The problem
What was broken before AI
A lot of creative and personal projects sit in the gap between “interesting idea” and “too much effort.” Making a music video usually requires editing skills, assets, animation, audio work, and time. Cataloging a bookshelf manually is tedious. Reviewing a financial account can mean clicking through dashboards and trying to assemble a picture from scattered information. None of these jobs necessarily justify hiring help or building a full app, but each is annoying enough to stop someone from doing it.
What changed
What the use case made possible
Anish shows that a person can now combine several AI tools into a lightweight production pipeline. GPT-4o creates the base image. Hedra animates the character and syncs audio. Adobe Audition and Demucs separate and clean up sound. Kapwing assembles the final video. Gemini and Google AI Studio turn a phone video of books into a working catalog app. Perplexity Comet can browse financial sites and answer questions in context. The common thread is that AI lowers the activation energy for projects that used to require several specialized skills.
Why this matters
Why this use case is worth studying
Anish’s examples are useful because they are not limited to one narrow productivity case. They show how AI can act like a stack of small creative and analytical tools: one for images, one for animation, one for audio, one for app generation, one for browsing.
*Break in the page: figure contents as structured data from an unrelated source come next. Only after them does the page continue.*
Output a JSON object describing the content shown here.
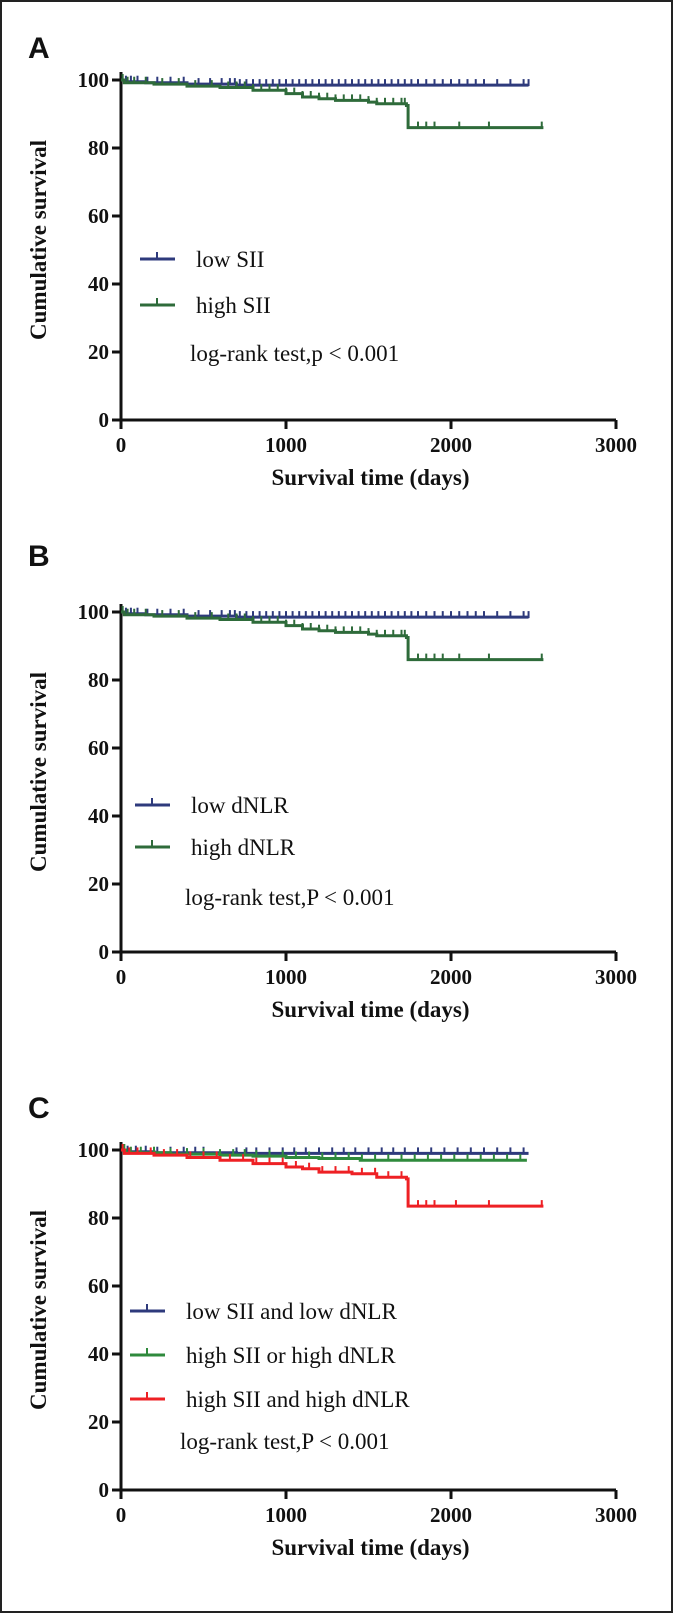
{
  "chart_data": [
    {
      "type": "line",
      "panel_label": "A",
      "xlabel": "Survival time (days)",
      "ylabel": "Cumulative survival",
      "xlim": [
        0,
        3000
      ],
      "ylim": [
        0,
        100
      ],
      "x_ticks": [
        "0",
        "1000",
        "2000",
        "3000"
      ],
      "y_ticks": [
        "0",
        "20",
        "40",
        "60",
        "80",
        "100"
      ],
      "annotation": "log-rank test,p < 0.001",
      "series": [
        {
          "name": "low SII",
          "color": "#2e3a7c",
          "steps": [
            [
              0,
              100
            ],
            [
              30,
              99.5
            ],
            [
              150,
              99.2
            ],
            [
              400,
              98.8
            ],
            [
              700,
              98.5
            ],
            [
              2470,
              98.5
            ]
          ],
          "censor_x": [
            30,
            60,
            100,
            160,
            220,
            300,
            380,
            470,
            540,
            610,
            660,
            690,
            720,
            760,
            800,
            840,
            880,
            920,
            960,
            1000,
            1040,
            1080,
            1120,
            1160,
            1200,
            1240,
            1280,
            1320,
            1360,
            1400,
            1440,
            1480,
            1520,
            1560,
            1600,
            1640,
            1680,
            1720,
            1760,
            1800,
            1850,
            1900,
            1950,
            2000,
            2050,
            2100,
            2150,
            2200,
            2280,
            2360,
            2440,
            2470
          ]
        },
        {
          "name": "high SII",
          "color": "#2e6b3a",
          "steps": [
            [
              0,
              100
            ],
            [
              20,
              99.2
            ],
            [
              200,
              98.8
            ],
            [
              400,
              98.2
            ],
            [
              600,
              97.8
            ],
            [
              800,
              97
            ],
            [
              1000,
              96
            ],
            [
              1100,
              95
            ],
            [
              1200,
              94.5
            ],
            [
              1300,
              94
            ],
            [
              1500,
              93.5
            ],
            [
              1550,
              93
            ],
            [
              1730,
              92.5
            ],
            [
              1740,
              86
            ],
            [
              2560,
              86
            ]
          ],
          "censor_x": [
            10,
            40,
            80,
            150,
            250,
            350,
            450,
            550,
            650,
            700,
            750,
            800,
            850,
            900,
            950,
            1000,
            1050,
            1100,
            1150,
            1200,
            1250,
            1300,
            1350,
            1400,
            1450,
            1500,
            1550,
            1600,
            1650,
            1700,
            1720,
            1800,
            1850,
            1900,
            2050,
            2230,
            2550
          ]
        }
      ]
    },
    {
      "type": "line",
      "panel_label": "B",
      "xlabel": "Survival time (days)",
      "ylabel": "Cumulative survival",
      "xlim": [
        0,
        3000
      ],
      "ylim": [
        0,
        100
      ],
      "x_ticks": [
        "0",
        "1000",
        "2000",
        "3000"
      ],
      "y_ticks": [
        "0",
        "20",
        "40",
        "60",
        "80",
        "100"
      ],
      "annotation": "log-rank test,P < 0.001",
      "series": [
        {
          "name": "low dNLR",
          "color": "#2e3a7c",
          "steps": [
            [
              0,
              100
            ],
            [
              30,
              99.5
            ],
            [
              150,
              99.2
            ],
            [
              400,
              98.8
            ],
            [
              700,
              98.5
            ],
            [
              2470,
              98.5
            ]
          ],
          "censor_x": [
            30,
            60,
            100,
            160,
            220,
            300,
            380,
            470,
            540,
            610,
            660,
            690,
            720,
            760,
            800,
            840,
            880,
            920,
            960,
            1000,
            1040,
            1080,
            1120,
            1160,
            1200,
            1240,
            1280,
            1320,
            1360,
            1400,
            1440,
            1480,
            1520,
            1560,
            1600,
            1640,
            1680,
            1720,
            1760,
            1800,
            1850,
            1900,
            1950,
            2000,
            2050,
            2100,
            2150,
            2200,
            2280,
            2360,
            2440,
            2470
          ]
        },
        {
          "name": "high dNLR",
          "color": "#2e6b3a",
          "steps": [
            [
              0,
              100
            ],
            [
              20,
              99.2
            ],
            [
              200,
              98.8
            ],
            [
              400,
              98.2
            ],
            [
              600,
              97.8
            ],
            [
              800,
              97
            ],
            [
              1000,
              96
            ],
            [
              1100,
              95
            ],
            [
              1200,
              94.5
            ],
            [
              1300,
              94
            ],
            [
              1500,
              93.5
            ],
            [
              1550,
              93
            ],
            [
              1730,
              92.5
            ],
            [
              1740,
              86
            ],
            [
              2560,
              86
            ]
          ],
          "censor_x": [
            10,
            40,
            80,
            150,
            250,
            350,
            450,
            550,
            650,
            700,
            750,
            800,
            850,
            900,
            950,
            1000,
            1050,
            1100,
            1150,
            1200,
            1250,
            1300,
            1350,
            1400,
            1450,
            1500,
            1550,
            1600,
            1650,
            1700,
            1720,
            1800,
            1850,
            1900,
            1950,
            2050,
            2230,
            2550
          ]
        }
      ]
    },
    {
      "type": "line",
      "panel_label": "C",
      "xlabel": "Survival time (days)",
      "ylabel": "Cumulative survival",
      "xlim": [
        0,
        3000
      ],
      "ylim": [
        0,
        100
      ],
      "x_ticks": [
        "0",
        "1000",
        "2000",
        "3000"
      ],
      "y_ticks": [
        "0",
        "20",
        "40",
        "60",
        "80",
        "100"
      ],
      "annotation": "log-rank test,P < 0.001",
      "series": [
        {
          "name": "low SII and low dNLR",
          "color": "#2e3a7c",
          "steps": [
            [
              0,
              100
            ],
            [
              30,
              99.5
            ],
            [
              200,
              99.2
            ],
            [
              700,
              99
            ],
            [
              2470,
              99
            ]
          ],
          "censor_x": [
            40,
            90,
            150,
            220,
            300,
            380,
            450,
            500,
            700,
            760,
            820,
            900,
            980,
            1050,
            1120,
            1200,
            1280,
            1350,
            1420,
            1500,
            1580,
            1650,
            1720,
            1800,
            1880,
            1960,
            2040,
            2120,
            2200,
            2280,
            2360,
            2440
          ]
        },
        {
          "name": "high SII or high dNLR",
          "color": "#2f8a3c",
          "steps": [
            [
              0,
              100
            ],
            [
              30,
              99.2
            ],
            [
              300,
              98.8
            ],
            [
              600,
              98.5
            ],
            [
              800,
              98.2
            ],
            [
              1000,
              97.8
            ],
            [
              1200,
              97.5
            ],
            [
              1450,
              97
            ],
            [
              2460,
              97
            ]
          ],
          "censor_x": [
            20,
            60,
            120,
            200,
            300,
            400,
            500,
            600,
            680,
            750,
            820,
            900,
            980,
            1060,
            1140,
            1220,
            1300,
            1380,
            1460,
            1540,
            1620,
            1700,
            1780,
            1860,
            1940,
            2020,
            2100,
            2180,
            2260,
            2340,
            2420
          ]
        },
        {
          "name": "high SII and high dNLR",
          "color": "#ee2024",
          "steps": [
            [
              0,
              100
            ],
            [
              20,
              99
            ],
            [
              200,
              98.5
            ],
            [
              400,
              97.8
            ],
            [
              600,
              97
            ],
            [
              800,
              96
            ],
            [
              1000,
              95
            ],
            [
              1100,
              94.5
            ],
            [
              1200,
              93.5
            ],
            [
              1400,
              93
            ],
            [
              1550,
              92
            ],
            [
              1730,
              91.5
            ],
            [
              1740,
              83.5
            ],
            [
              2560,
              83.5
            ]
          ],
          "censor_x": [
            10,
            50,
            100,
            180,
            260,
            340,
            420,
            500,
            580,
            660,
            740,
            820,
            900,
            980,
            1060,
            1140,
            1220,
            1300,
            1380,
            1460,
            1540,
            1620,
            1700,
            1800,
            1850,
            1900,
            2030,
            2230,
            2550
          ]
        }
      ]
    }
  ]
}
The interesting skill is learning how to move a project from tool to tool until the idea becomes real enough to watch, use, or understand.
Use this when
When this pattern applies
Use this pattern when an idea feels too small, experimental, or personal to justify a full production process, but too interesting to leave as a thought. It works especially well for creative experiments, personal utilities, and one-off projects that require several different skills.